Basking in the rewards of success and in between is, is what he calls the montage, right? Because it's typically just a montage of kind of like people working on stuff, you know, and maybe, you know, maybe there's some like setbacks and there's some iteration and stuff, but it's just kind of glossed over.

There's this like two minute montage of people iterating and some music is sort of playing over it. Right. And, and Eric's point is like, the montage is where all the [00:43:00] work happens. Right. It's unglamorous, it's a grind. It's like, you know, it's not necessarily fun and, you know, in and of itself, but it is where the actual work is done.

And so you know, his point in that, in that context, it was like, we need to open up the, the, you know, the covers of this a little bit. We need to like teach people a little bit more about what it's like in the montage. And I think that's what we need, you know, just sort of like more broadly for science and.

Okay. Here's, here's a pitch for a movie. I believe that the, the Pixar movie inside out right where they like go inside the, the little girl's head that, but for the montage. Right? So like the hall with the montage is that a lot of it is like sitting and thinking and like, not necessarily, it's like not necessarily communicated well with other people or just be talking, but like, you could have an entire internal drama.

Oh, The of the, the process as a way to like, show what's [00:44:00] going on. Yeah. Good work. I don't know. I'm so sorry. All of that is so all of that is sort of the long-term view. Right? I think how things happen. A bunch of people including me, but not only me need to do a lot of hard thinking and research and writing and and speaking, and then these ideas need to get out to the world through every, in every format, medium platform and channel and, and institution and you know, sort of that's how ideas get into the zeitgeist.

And so then I, you know, I said there's also, so the short term, so what's, so in the short term I'm going to work on doing this as much as possible. Like I said, I'm writing a book. I'm hoping that when I hire some more help, I'll be able to get my ideas out in more formats and mediums and channels.

I would like to support other people who want to do these things. So again, if. Any vision that you are inspired to pursue along the lines of anything I've been talking about for the last 10 minutes. And, and there's some way that you need help doing it, whether it's money or connections or advice or coaching or [00:45:00] whatever, please get in touch with me at the roots of progress.

And you can find my email on, on my website. And and I would love to support these products. And then another thing I'm going to be doing with the new organization and these resources is just continuing to build and strengthen the network, the progress community finding people who are sympathetic to these ideas and meeting them, getting to know them and.

Introducing them to each other and getting them and getting them to know that they all getting everybody to sort of look around at everybody else and say, ah, you exist. You're there. You're interested in this great list form of connection. And I hope through that that there will be you know, a people will just understand, Hey, This is more than just me or more than just a small number of people.

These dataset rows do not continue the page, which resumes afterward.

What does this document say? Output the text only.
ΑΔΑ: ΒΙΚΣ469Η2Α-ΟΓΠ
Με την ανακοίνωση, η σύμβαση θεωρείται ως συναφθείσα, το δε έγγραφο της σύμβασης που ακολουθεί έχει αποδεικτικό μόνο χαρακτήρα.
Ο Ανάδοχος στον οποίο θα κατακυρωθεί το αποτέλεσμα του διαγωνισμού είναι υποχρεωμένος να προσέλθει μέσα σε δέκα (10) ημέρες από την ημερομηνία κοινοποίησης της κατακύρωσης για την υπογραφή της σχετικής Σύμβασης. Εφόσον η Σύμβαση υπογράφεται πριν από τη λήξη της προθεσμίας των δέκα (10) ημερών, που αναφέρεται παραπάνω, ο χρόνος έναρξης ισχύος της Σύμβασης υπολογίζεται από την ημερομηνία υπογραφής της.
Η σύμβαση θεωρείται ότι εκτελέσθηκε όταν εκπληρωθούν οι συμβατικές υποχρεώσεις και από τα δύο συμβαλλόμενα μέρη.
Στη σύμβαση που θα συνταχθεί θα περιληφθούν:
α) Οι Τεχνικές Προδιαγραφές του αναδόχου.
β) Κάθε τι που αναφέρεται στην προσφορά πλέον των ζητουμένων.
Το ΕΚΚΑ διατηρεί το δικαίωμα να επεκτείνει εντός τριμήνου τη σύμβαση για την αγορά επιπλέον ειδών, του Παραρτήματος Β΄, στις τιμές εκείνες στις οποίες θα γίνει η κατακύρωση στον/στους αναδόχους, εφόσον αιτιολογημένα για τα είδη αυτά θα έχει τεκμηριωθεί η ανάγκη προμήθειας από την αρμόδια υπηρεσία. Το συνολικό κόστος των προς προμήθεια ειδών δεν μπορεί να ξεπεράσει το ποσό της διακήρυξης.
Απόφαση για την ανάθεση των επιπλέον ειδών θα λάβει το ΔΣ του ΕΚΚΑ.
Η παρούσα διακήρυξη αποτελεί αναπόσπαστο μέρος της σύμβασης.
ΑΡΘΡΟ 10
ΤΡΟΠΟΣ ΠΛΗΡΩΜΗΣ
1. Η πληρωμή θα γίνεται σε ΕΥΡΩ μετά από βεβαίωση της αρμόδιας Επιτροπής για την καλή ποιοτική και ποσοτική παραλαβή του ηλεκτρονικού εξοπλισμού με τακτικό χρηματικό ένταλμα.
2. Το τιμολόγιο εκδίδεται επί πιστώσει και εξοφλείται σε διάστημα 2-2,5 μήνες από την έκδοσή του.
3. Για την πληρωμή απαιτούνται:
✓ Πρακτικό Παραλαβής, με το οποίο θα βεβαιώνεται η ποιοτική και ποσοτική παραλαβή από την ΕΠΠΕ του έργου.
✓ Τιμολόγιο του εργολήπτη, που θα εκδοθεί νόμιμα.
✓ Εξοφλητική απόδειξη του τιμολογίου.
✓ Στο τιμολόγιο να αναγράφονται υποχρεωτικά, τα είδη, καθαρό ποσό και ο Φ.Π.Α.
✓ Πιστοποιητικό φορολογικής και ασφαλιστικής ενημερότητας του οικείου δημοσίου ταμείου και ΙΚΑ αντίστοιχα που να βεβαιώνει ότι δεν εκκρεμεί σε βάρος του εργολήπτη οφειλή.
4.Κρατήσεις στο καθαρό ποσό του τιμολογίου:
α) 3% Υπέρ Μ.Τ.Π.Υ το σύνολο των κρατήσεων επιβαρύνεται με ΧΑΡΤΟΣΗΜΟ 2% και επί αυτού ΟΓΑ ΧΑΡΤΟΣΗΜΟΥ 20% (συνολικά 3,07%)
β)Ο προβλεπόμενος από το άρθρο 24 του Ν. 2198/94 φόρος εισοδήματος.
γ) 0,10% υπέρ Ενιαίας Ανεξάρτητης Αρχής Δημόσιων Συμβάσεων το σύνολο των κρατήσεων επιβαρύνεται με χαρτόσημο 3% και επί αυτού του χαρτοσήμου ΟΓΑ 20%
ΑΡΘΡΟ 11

This is a growing thing. And also that people can start making connections to have, you know, fruitful collaborations, whether it's supporting each other, working together coaching and mentoring each other, investing in each other and so forth. So I plan to hold a a series of events in the beginning probably be private events.

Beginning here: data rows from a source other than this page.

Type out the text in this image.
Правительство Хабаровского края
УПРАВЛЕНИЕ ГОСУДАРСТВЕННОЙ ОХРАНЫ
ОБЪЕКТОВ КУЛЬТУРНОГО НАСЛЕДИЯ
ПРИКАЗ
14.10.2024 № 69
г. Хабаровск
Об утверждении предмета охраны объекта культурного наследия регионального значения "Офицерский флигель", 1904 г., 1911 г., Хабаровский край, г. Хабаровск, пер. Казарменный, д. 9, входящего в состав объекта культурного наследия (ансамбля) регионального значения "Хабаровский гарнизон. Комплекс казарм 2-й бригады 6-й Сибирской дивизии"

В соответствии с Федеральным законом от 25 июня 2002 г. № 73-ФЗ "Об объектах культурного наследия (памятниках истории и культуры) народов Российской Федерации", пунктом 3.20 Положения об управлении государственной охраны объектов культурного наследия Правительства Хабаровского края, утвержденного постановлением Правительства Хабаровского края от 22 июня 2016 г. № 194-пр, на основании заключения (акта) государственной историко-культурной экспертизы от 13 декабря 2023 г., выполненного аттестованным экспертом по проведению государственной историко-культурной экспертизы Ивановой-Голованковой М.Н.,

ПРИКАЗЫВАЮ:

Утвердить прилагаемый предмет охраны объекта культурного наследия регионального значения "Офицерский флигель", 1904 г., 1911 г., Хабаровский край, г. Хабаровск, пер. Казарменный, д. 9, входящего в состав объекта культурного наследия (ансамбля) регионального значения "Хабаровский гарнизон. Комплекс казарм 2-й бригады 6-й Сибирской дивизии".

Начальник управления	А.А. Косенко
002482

For a, you know, people in various niches or sub-communities of [00:46:00] the progress community to sort of get together and talk and meet each other and start to make some plans for how we develop these ideas and get them out there. Isn't that seems like an excellent, an optimistic place to close. I, I really sort of appreciate you, like laying out the, the grand plan.

And just all the work you're doing. It's it's I mean, as you know, it's like, it's super exciting. Thanks. Same to you and yeah, it was great to be here and chat again. Thanks for having me back.